Potential long-term health consequences include arrhythmia, high blood pressure, heart damage, heart disease, decreased cognitive function, difficulty concentrating, aggression, impulsivity, sleep disturbances, and difficulty concentrating.
Public Comments
During the public comment section of the meeting, various individuals and organizations shared their concerns and support for Lykos Therapeutic’s MDMA drug application. Some suggested that the manufacturer had spiritual motives, while others expressed hope for a new PTSD treatment.
Brian Dempsey, the director of government affairs at the Wounded Warrior Project, spoke positively about the adoption of MDMA-assisted psychotherapy for treating veterans with PTSD. He mentioned that the organization is dedicated to finding new care options for deserving veterans.
Michael Abrams, a senior health researcher from the Public Citizen’s Health Research Group, highlighted the potential bias in the manufacturer’s clinical trials due to their “functionally unblinded” nature.
“The two pivotal randomized clinical trials were functionally unblinded, likely biased towards favorable drug effects. Patients and therapists probably knew who received the drug, and there are anecdotes suggesting that some therapists manipulated patient beliefs using this knowledge,” said Mr. Abrams.
Dr. Jonathan Alpert, the chair of the American Psychiatric Association’s research council and the Department of Psychiatry and Behavioral Sciences at the Albert Einstein College of Medicine, emphasized the unmet therapeutic needs of approximately 13 million U.S. adults struggling with PTSD. However, he expressed reservations about using MDMA for treatment, in line with a written statement submitted by the APA to the FDA before the meeting.

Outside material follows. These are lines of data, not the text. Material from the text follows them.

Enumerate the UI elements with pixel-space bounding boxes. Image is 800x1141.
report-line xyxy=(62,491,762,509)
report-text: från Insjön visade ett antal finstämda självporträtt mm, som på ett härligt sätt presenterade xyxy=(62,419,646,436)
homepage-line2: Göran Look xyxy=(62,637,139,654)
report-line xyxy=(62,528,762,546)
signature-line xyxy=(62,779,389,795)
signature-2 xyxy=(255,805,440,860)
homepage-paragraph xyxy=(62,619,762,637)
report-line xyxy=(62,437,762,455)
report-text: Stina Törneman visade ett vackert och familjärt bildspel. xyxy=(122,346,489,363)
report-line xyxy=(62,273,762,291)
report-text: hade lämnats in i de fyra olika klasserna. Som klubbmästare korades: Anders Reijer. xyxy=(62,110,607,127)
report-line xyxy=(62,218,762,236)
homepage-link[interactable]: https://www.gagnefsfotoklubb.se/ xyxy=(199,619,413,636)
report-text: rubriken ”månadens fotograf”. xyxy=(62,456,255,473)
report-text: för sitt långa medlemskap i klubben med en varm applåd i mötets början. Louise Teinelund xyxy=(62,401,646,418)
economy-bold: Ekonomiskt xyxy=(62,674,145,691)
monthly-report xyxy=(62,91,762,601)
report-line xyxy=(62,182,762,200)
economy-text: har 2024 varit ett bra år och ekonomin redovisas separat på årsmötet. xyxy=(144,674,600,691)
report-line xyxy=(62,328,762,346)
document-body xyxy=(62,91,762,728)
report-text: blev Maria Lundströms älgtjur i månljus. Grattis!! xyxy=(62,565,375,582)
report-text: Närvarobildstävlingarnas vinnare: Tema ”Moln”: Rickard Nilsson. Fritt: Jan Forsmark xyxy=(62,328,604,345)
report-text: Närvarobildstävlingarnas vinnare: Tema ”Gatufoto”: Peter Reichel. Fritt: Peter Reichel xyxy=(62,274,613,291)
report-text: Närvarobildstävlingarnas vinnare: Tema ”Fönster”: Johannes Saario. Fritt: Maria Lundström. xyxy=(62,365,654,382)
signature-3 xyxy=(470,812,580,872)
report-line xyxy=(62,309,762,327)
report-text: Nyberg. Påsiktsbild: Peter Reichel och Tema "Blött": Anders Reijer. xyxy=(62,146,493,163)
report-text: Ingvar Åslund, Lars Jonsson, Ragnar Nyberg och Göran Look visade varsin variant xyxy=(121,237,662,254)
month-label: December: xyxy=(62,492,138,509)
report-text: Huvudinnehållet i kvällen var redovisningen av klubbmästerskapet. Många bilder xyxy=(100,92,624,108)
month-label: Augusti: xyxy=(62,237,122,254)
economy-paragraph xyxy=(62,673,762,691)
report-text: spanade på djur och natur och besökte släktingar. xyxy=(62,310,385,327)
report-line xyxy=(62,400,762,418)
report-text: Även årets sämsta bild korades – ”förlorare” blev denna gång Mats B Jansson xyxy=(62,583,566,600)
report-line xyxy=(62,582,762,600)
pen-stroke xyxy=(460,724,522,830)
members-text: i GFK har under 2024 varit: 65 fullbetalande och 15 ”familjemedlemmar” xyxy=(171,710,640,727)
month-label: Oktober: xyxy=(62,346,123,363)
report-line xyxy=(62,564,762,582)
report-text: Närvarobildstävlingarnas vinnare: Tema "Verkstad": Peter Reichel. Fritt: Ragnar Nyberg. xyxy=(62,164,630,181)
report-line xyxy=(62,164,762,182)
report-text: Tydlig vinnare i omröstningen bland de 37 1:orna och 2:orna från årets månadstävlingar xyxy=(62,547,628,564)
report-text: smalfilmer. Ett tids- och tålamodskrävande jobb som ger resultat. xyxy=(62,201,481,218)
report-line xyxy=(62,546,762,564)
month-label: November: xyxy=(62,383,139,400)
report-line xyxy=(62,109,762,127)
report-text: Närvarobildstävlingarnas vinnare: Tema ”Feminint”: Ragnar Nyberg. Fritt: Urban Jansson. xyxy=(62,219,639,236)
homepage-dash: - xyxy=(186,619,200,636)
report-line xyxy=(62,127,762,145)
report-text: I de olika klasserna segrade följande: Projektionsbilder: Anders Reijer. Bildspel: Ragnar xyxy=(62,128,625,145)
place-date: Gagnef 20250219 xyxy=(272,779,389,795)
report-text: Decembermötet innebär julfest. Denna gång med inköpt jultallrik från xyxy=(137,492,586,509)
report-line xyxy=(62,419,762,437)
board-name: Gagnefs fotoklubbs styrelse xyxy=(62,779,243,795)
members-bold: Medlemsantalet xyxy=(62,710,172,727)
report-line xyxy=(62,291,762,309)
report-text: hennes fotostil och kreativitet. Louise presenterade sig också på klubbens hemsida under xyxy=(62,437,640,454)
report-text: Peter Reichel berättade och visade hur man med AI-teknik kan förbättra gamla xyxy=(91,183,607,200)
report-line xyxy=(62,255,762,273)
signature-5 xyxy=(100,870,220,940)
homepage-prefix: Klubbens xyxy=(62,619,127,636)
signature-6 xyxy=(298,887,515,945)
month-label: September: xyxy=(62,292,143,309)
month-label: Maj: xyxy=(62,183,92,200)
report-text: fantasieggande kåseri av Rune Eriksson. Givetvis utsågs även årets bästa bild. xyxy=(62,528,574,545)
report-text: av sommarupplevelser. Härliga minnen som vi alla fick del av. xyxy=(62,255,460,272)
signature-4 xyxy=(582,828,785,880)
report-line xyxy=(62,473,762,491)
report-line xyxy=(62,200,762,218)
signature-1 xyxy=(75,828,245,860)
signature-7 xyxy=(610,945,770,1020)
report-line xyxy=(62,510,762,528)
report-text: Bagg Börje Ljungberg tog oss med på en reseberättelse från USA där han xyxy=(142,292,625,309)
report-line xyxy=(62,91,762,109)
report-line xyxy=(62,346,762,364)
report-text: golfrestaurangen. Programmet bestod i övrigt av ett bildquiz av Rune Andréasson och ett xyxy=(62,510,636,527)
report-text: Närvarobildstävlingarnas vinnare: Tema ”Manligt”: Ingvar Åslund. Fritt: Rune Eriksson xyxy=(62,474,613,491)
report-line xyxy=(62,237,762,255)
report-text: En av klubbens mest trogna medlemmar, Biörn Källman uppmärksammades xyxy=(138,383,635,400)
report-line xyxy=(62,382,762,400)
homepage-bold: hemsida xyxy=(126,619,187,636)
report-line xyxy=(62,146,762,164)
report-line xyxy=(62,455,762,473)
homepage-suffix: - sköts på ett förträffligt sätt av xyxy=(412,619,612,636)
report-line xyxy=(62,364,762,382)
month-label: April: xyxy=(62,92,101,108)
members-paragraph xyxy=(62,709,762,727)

Dr. Alpert raised concerns about the functional unblinding of the clinical trial data, the high rate of MDMA use among participants, the intensive nature of eight-hour psychotherapy sessions, practical implementation challenges, and the lack of long-term safety and relapse data post-treatment.
“The APA advocates for research and therapeutic exploration of psychedelic agents conducted with the same scientific rigor and regulatory standards applied to other promising medical therapies,” he added.